SOS - The YMCA Way

by: Andrew Coakley, Sports Editor

It was just a little over a month ago when the report came out of Nassau that a boy, who was allegedly part of a summer school class drowned while out on a beach picnic with the class.

Not long after that, here in Freeport there was the near drowning of a little girl, who, thankfully, survived the ordeal.

These are just two of the latest incidences in which reports of children drowning has been on the rise. 

Yet, Executive Director for the YMCA, Karon Johnson believes that these incidences can be minimalized, if only more parents and schools would take advantage of the Learn to Swim and SOS programs at the YMCA.

“The Swim for Ocean Survival (SOS) program has literally been a lifesaver for thousands of Bahamian kids,” said Johnson, who herself, was once a very active swimming instructor. 

“The Bahamas is surrounded by the ocean and all Bahamians must have the opportunity to enjoy the water without danger to themselves and the environment.” 

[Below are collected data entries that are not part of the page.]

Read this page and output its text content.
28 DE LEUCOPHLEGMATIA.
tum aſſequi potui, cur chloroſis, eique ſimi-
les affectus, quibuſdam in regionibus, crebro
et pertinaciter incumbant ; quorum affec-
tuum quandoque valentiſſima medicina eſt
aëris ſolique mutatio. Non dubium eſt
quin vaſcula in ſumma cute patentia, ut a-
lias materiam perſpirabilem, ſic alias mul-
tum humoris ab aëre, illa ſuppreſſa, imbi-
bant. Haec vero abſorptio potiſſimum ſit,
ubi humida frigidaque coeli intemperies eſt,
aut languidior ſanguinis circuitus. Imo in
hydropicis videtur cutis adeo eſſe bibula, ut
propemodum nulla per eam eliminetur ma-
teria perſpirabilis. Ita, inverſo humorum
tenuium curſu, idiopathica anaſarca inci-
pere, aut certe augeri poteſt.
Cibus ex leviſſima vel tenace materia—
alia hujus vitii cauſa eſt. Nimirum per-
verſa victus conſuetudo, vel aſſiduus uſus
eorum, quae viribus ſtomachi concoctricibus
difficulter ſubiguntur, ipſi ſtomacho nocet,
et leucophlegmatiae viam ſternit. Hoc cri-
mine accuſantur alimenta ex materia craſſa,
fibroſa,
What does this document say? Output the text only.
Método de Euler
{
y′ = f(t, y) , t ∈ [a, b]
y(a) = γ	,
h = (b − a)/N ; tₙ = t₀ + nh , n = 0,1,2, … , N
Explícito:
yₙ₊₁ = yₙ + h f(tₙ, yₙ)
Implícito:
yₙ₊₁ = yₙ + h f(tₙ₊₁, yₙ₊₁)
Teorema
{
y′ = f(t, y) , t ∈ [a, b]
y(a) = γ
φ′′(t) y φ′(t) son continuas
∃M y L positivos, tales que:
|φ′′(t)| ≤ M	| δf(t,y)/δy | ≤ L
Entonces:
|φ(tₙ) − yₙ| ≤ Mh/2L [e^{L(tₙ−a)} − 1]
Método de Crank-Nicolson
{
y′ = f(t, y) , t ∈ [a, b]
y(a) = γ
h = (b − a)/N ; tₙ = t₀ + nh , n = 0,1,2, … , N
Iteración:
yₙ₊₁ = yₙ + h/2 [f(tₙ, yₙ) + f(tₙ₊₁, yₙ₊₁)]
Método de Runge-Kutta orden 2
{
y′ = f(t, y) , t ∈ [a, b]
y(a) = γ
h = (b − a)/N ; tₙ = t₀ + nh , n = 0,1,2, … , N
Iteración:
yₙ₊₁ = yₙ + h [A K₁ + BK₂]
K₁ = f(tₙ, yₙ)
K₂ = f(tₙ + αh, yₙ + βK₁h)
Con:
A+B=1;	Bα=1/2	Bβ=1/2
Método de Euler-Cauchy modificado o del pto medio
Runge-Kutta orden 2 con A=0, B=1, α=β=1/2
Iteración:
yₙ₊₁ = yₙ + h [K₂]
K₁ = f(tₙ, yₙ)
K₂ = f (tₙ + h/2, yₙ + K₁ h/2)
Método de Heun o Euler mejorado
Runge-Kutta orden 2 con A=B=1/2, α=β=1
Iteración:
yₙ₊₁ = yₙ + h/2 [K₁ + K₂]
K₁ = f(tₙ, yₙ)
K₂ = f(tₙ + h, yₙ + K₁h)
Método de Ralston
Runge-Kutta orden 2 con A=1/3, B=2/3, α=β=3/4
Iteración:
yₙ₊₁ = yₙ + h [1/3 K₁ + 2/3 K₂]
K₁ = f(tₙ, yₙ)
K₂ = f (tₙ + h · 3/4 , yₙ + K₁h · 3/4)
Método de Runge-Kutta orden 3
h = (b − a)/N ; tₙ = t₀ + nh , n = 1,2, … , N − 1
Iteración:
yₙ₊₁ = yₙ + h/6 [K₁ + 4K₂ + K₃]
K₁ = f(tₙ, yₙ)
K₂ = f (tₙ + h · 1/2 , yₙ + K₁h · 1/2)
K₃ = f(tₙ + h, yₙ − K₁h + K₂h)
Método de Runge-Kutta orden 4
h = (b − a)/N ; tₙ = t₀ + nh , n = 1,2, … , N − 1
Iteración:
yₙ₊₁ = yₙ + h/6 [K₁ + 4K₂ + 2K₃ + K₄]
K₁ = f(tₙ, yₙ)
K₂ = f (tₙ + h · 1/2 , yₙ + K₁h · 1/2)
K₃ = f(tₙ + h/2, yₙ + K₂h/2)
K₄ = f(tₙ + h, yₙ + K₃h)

The SOS program has been responsible for not just teaching kids how to swim, but it has extended its reach to teach youngsters how to survive in the ocean.  

The knowledge is also useful if a child accidentally falls into a pool.

The SOS is a Learn to Swim program designed to make learning to swim available to all children, and more importantly, the program is Free.  

“The success of this program can never fully be understood, until the positive effects of it has been touted by the kids themselves, many of whom have constantly talked about the benefits of the SOS program in their lives,” said Johnson. 

“In addition by standardizing the teaching for maximum efficiency and having the YMCA manage the project and train staff, the cost of the SOS program has been reduced to about $1.00 per lesson per child at some pools.”  

According to the YMCA Executive Director, the SOS program has now completed its 4th year totaling more than 18,000 participants from more than 23 schools.  

This year the program commenced in four pools, YMCA, BMES, Sunland and St. Johns.  

In April alone there were 1,945 students who completed the program.  

Participating schools included Freeport Primary, Walter Parker Primary, Tabernacle Baptist, Mary Star, Day Care Kindergarten, Kinder Care, Letty’s Paradise, Freeport Baptist Pre-school, Bahamas Total Education Centre, Hampton House, Dominion Tech and Pace just at the Y.M.C.A. pool.

“This tremendous life-saving program would not have been possible without the kind support of our generous sponsors,” Johnson noted.  “Their combined generosity has made it possible for the program to be Free to all of its participants. 

“One of the unique aspects of the SOS program is the fact that upon starting the program all students are tested and then placed in their respective level, based on their abilities.  

“This allows participants to advance at his or her own speed. 

 “We would like to encourage all school’s grades 4, 5 & 6 to be a part of this program, as we continue our goal of teaching all Bahamian children the basics of surviving in the water.”

However, the SOS and other Learn to Swim Programs would not be effective if the kids do not take part.  There have been instances where a school would take part in the program, but there would be a number of children who are in their school uniforms, watching the other kids swim.

Asked why they were not competing, some of the kids would say because their parents didn’t feel comfortable about them going into a pool or some would use the excuse that they did not have swim wear.

Johnson said that parents can rest assured that once their child goes to the YMCA pool with their school or as a part of the Y’s swimming program, every caution is taken to ensure the safety of every single child entering the pool.

There are trained instructors in the pool at all times and there is never a situation where there are too many kids in the pool at one time. 

“The SOS program and all swimming programs of the YMCA is overseen by some of the best trained instructors and swimmers,” said Johnson.

“We know that parents entrust their kids to us and so we don’t take that lightly. We always, always make sure that kids are kept safe while they are learning how to swim.

“So, unless there is a medical reason, we would like to see all of the kids participate in the program with their respective schools, because I truly believe that this program can be responsible for saving a child’s life.”